Challenge #3: Problematic customer support
Access to which customer has which feature turned on or off becomes a real issue when using feature flags. At best the data is stored in a plain text file with UUIDs, but these aren’t readable by product management or the customer support team. Worse, the data may be hard-coded as environment variables that are impossible to access. Not knowing what experience a customer has received makes customer support more troublesome. Anything that causes a problem for customers or increases support calls should be immediately turned off, but this will take precious time without rapid access to the user’s treatment.
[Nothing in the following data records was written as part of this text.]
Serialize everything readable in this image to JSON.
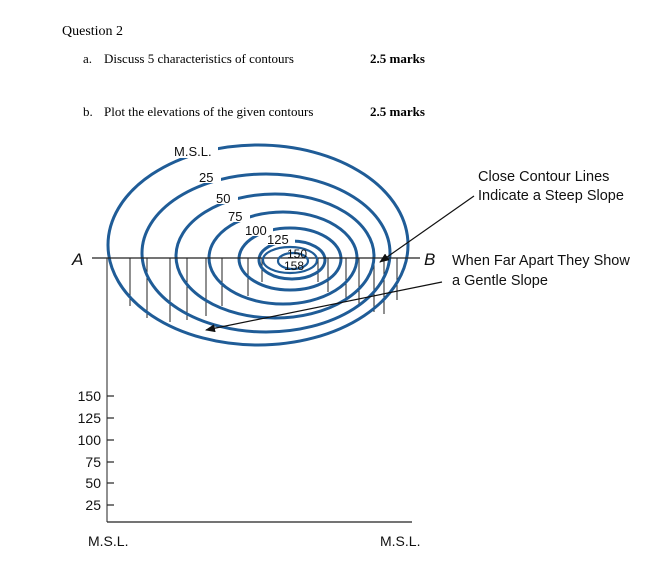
{
  "question": {
    "title": "Question 2",
    "part_a": {
      "letter": "a.",
      "text": "Discuss 5 characteristics of contours",
      "marks": "2.5 marks"
    },
    "part_b": {
      "letter": "b.",
      "text": "Plot the elevations of the given contours",
      "marks": "2.5 marks"
    }
  },
  "figure": {
    "contour_labels": [
      "M.S.L.",
      "25",
      "50",
      "75",
      "100",
      "125",
      "150",
      "158"
    ],
    "point_a": "A",
    "point_b": "B",
    "annotation_steep_line1": "Close Contour Lines",
    "annotation_steep_line2": "Indicate a Steep Slope",
    "annotation_gentle_line1": "When Far Apart They Show",
    "annotation_gentle_line2": "a Gentle Slope",
    "y_axis_ticks": [
      "150",
      "125",
      "100",
      "75",
      "50",
      "25"
    ],
    "baseline_left": "M.S.L.",
    "baseline_right": "M.S.L.",
    "contour_color": "#1f5c97"
  }
}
Challenge #4: Technical debt
Many of the companies we’ve worked with often come to us with disjointed solutions across their dev teams with no centralized source of truth of “what is flagged”. Imagine each microservices dev team creating their own unique feature flagging system. As a result, monitoring and clean up of old feature flags become increasingly difficult as teams generate more and more flags. Old flags can reduce code readability or worse, result in accidental misconfiguration. Even with a sourced feature flagging system in place, technical debt can be an issue (we recommend several best practices for managing feature flag debt).
Challenge #5: Lack of documentation
Identifying the owner to a specific feature flag and documenting information such as what the flag does and why it was created can be difficult if an in-house feature flagging solution doesn’t track this data. Employee turnover or simply time passing can result in teams having to re-establish the original purpose of the flag to determine if it’s still needed or risk keeping it in the code and forgetting it altogether.
Challenge #6: Incomplete open source options
Challenge #7: Lack of a UI
The lack of a UI ties the product manager to an engineer for every unique feature request. Product managers will need to work directly with a developer on every feature rollout, which causes significant coordination overhead. Also, product managers have limited visibility into what treatments are served and to whom. Keeping track of which treatment a customer receives is critical during a rollout, especially for those customers who may be considered high risk or high touch.
Everyone on the delivery team needs access to metrics when measuring the impact of the release: “Should we keep releasing or stop because there is a problem?” “Are users responding well to the new functionality?” To make informed decisions while using feature flags, all stakeholders need a centralized dashboard to view the feature-level impact on application performance and business metrics.
Challenge #8: Projects get orphaned
An in-house feature flagging system is not the expertise of the company, and the WIP of the effort can be easily reprioritized to jobs that more clearly reflect business critical requirements. Or that one engineer who spent time on the project leaves or is re-assigned. Typically with little to no documentation (see Challenge #5), there isn’t the institutional knowledge needed to keep the project going.
Challenge #9: Application performance takes a hit
Without careful design of the framework, an in-house feature flagging system may cause a reduction in application performance. If there is a remote API call for every flag computation or decision this could have a significant impact on application performance as the number of feature flags and treatments grows.
Challenge #10: No controlled access or audit history
What was initially a simple on/off switch has grown into a significant application. This can become a burden on the organization’s internal resources, which now has to monitor and maintain the app over time. For organizations to manage the feature flagging solution, there should be change and access control so dev teams don’t have to worry about someone making a change they shouldn’t. You’ll also need audit logging and SAML sign-on.